When you’ve negotiated on price (don’t forget stamp duty and Vat), budget carefully. Plan exactly how much you’re going to spend on each room – and factor in a 10% contingency sum on the whole project for the inevitable overruns. Keep the target market in mind throughout the process: the finished spec needs to be high, but there’s no point installing the latest high-tech wizardry if you’re aiming at first-time buyers on a limited budget.

You should also think green. “It’s something most people should look at now,” McCausland advises. He puts in solar panels, but just installing a dual flush on toilets can make a difference.

You can save money on a project by moving into it while you are doing it up, reducing living costs and saving tax when you sell. But be warned: HM Revenue & Customs will crack down if it thinks you’re acting as a business.

Above all, don’t be tempted to rush into anything. You get only one chance if you’re in this for the long haul, says McCausland. “Make a cockup and you can lose tens of thousands. If you screw up, you don’t really get another go.”

Unless, of course, you take part in a property programme on television and the money’s not yours in the first place.

How to Be a Property Developer starts on Five on July 4 at 8pm

So how do you find your project?

The first rule of developing is that you make your money when you buy – not when you sell. But don’t expect to march into your local estate agency and be handed a list of potential money-making projects.

Try these tricks:

- Watch out for the “three Ds” – death, divorce and debt – which can help you to get a property for less than the market price. Get hold of auction catalogues and, rather than fighting it out with other budding developers, make an offer well before sale day. “Make them feel they won’t do better in the ring,” advises John Weatherall, head auctioneer at Andrews & Robertson, which runs sales in London and the southeast.

- Build up a rapport with local estate agents and let them know what you’re looking for. As a further incentive, indicate that you will sell the property through them when you’ve done it up. In return for a fee (usually 1%), they will keep you notified of properties not on their books. But beware of offering them a backhander to tip you off about their own properties – they would be committing an offence.

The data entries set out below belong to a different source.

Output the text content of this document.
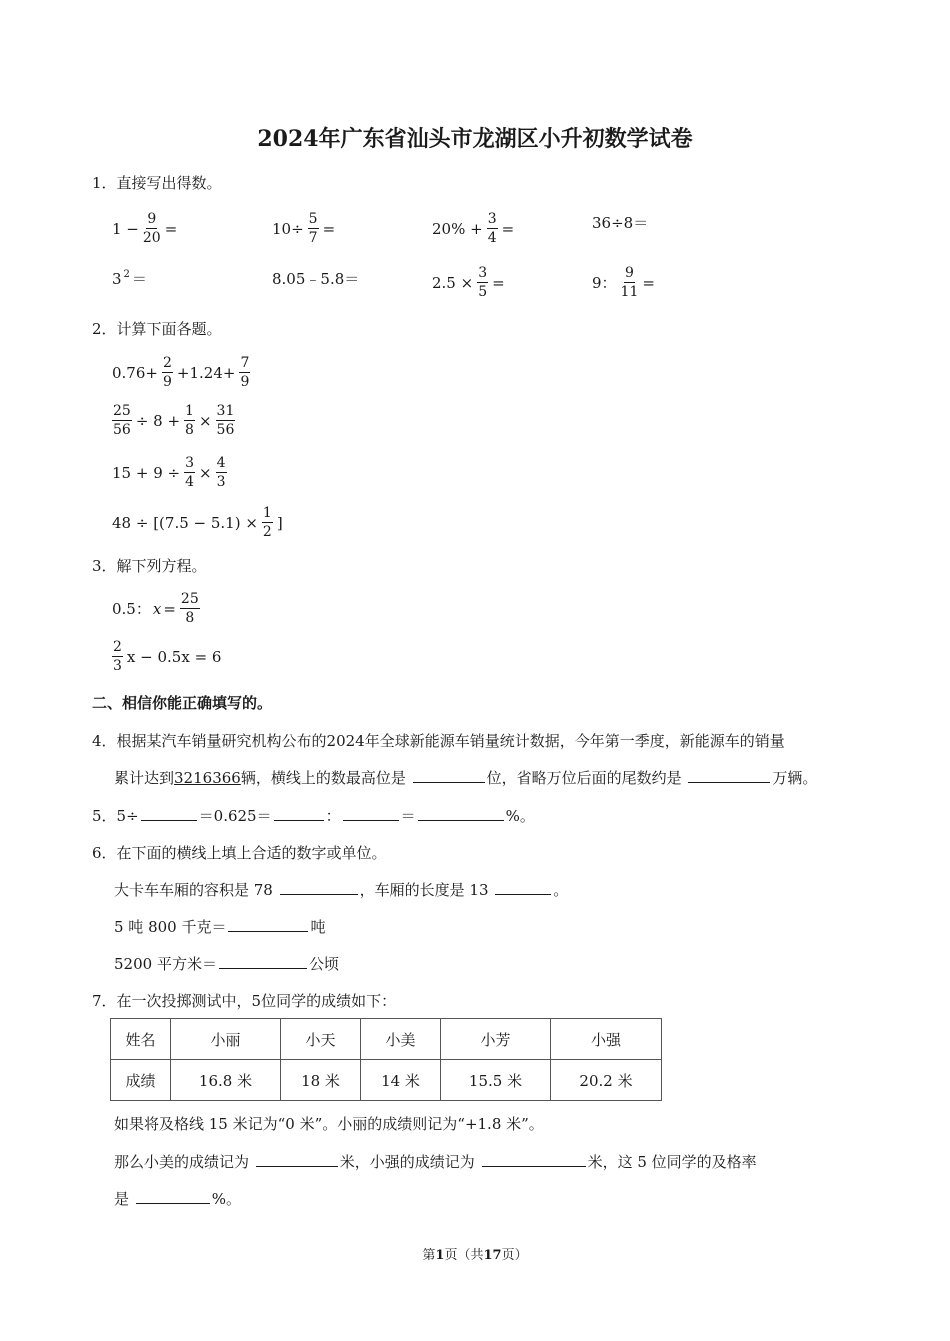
2024年广东省汕头市龙湖区小升初数学试卷
1．直接写出得数。
$1 - \frac{9}{20}$ =	$10\div \frac{5}{7}$ =	$20\% + \frac{3}{4}$ =	36÷8＝
$3^2$ ＝	8.05﹣5.8＝	$2.5 \times \frac{3}{5}$ =	9： $\frac{9}{11}$ =
2．计算下面各题。
$0.76+ \frac{2}{9} +1.24+ \frac{7}{9}$
$\frac{25}{56} \div 8 + \frac{1}{8} \times \frac{31}{56}$
$15 + 9 \div \frac{3}{4} \times \frac{4}{3}$
$48 \div [(7.5 - 5.1) \times \frac{1}{2}$ ]
3．解下列方程。
0.5： $x = \frac{25}{8}$
$\frac{2}{3}$ x − 0.5x = 6
二、相信你能正确填写的。
4．根据某汽车销量研究机构公布的2024年全球新能源车销量统计数据，今年第一季度，新能源车的销量
累计达到3216366辆，横线上的数最高位是	位，省略万位后面的尾数约是	万辆。
5．5÷	＝0.625＝	：	＝	%。
6．在下面的横线上填上合适的数字或单位。
大卡车车厢的容积是 78	，车厢的长度是 13	。
5 吨 800 千克＝	吨
5200 平方米＝	公顷
7．在一次投掷测试中，5位同学的成绩如下：
姓名	小丽	小天	小美	小芳	小强
成绩	16.8 米	18 米	14 米	15.5 米	20.2 米
如果将及格线 15 米记为“0 米”。小丽的成绩则记为“+1.8 米”。
那么小美的成绩记为	米，小强的成绩记为	米，这 5 位同学的及格率
是	%。
第1页（共17页）
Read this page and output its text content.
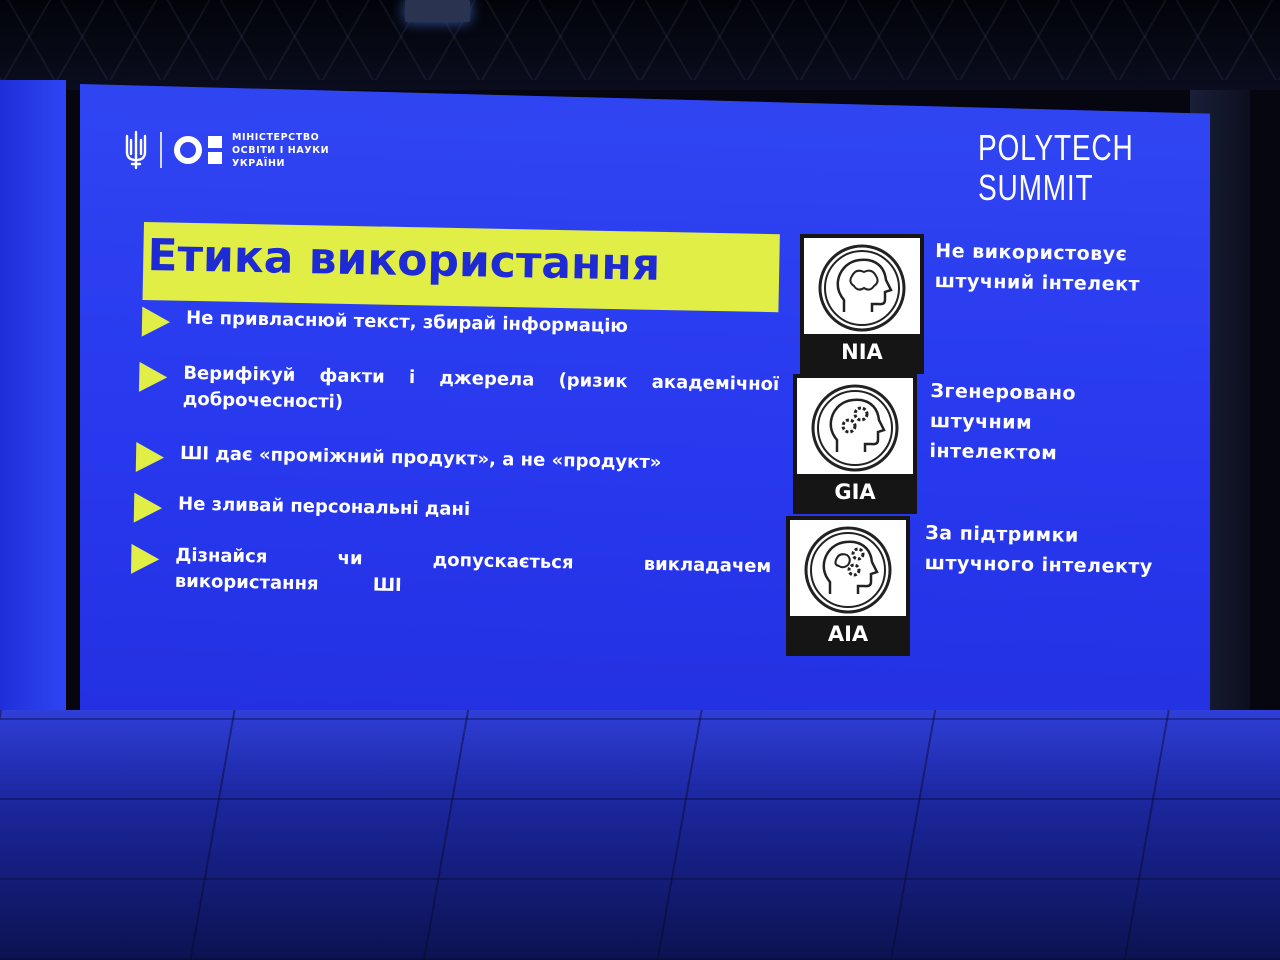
МІНІСТЕРСТВО ОСВІТИ І НАУКИ УКРАЇНИ	POLYTECH
SUMMIT
Етика використання
Не привласнюй текст, збирай інформацію
Верифікуй факти і джерела (ризик академічної доброчесності)
ШІ дає «проміжний продукт», а не «продукт»
Не зливай персональні дані
Дізнайся чи допускається викладачем використання ШІ
NIA
GIA
AIA
Не використовує штучний інтелект
Згенеровано штучним інтелектом
За підтримки штучного інтелекту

- Look around the neighbourhood for rundown houses, vacant plots or properties you could extend. “I once knocked on a door in Richmond and asked the old guy who answered whether he’d think about selling,” Gary McCausland says. “He said he’d been thinking about it, so I offered to buy it straight off him.” You should also let people know you’re looking – word will soon get around.

- Search on Google Earth for little pieces of vacant land in built-up areas, then find out if you can buy the land to develop.

- Look in newspapers and magazines such as Estates Gazette, Property Weekly, even Loot. Sellers who have cut out estate agents may be ready to sell for less – giving you the margin you need.

- Approach developers. “I can’t do every deal that comes across my desk,” says McCausland, who has set up a property-finding arm to offload smaller developments to people looking for projects.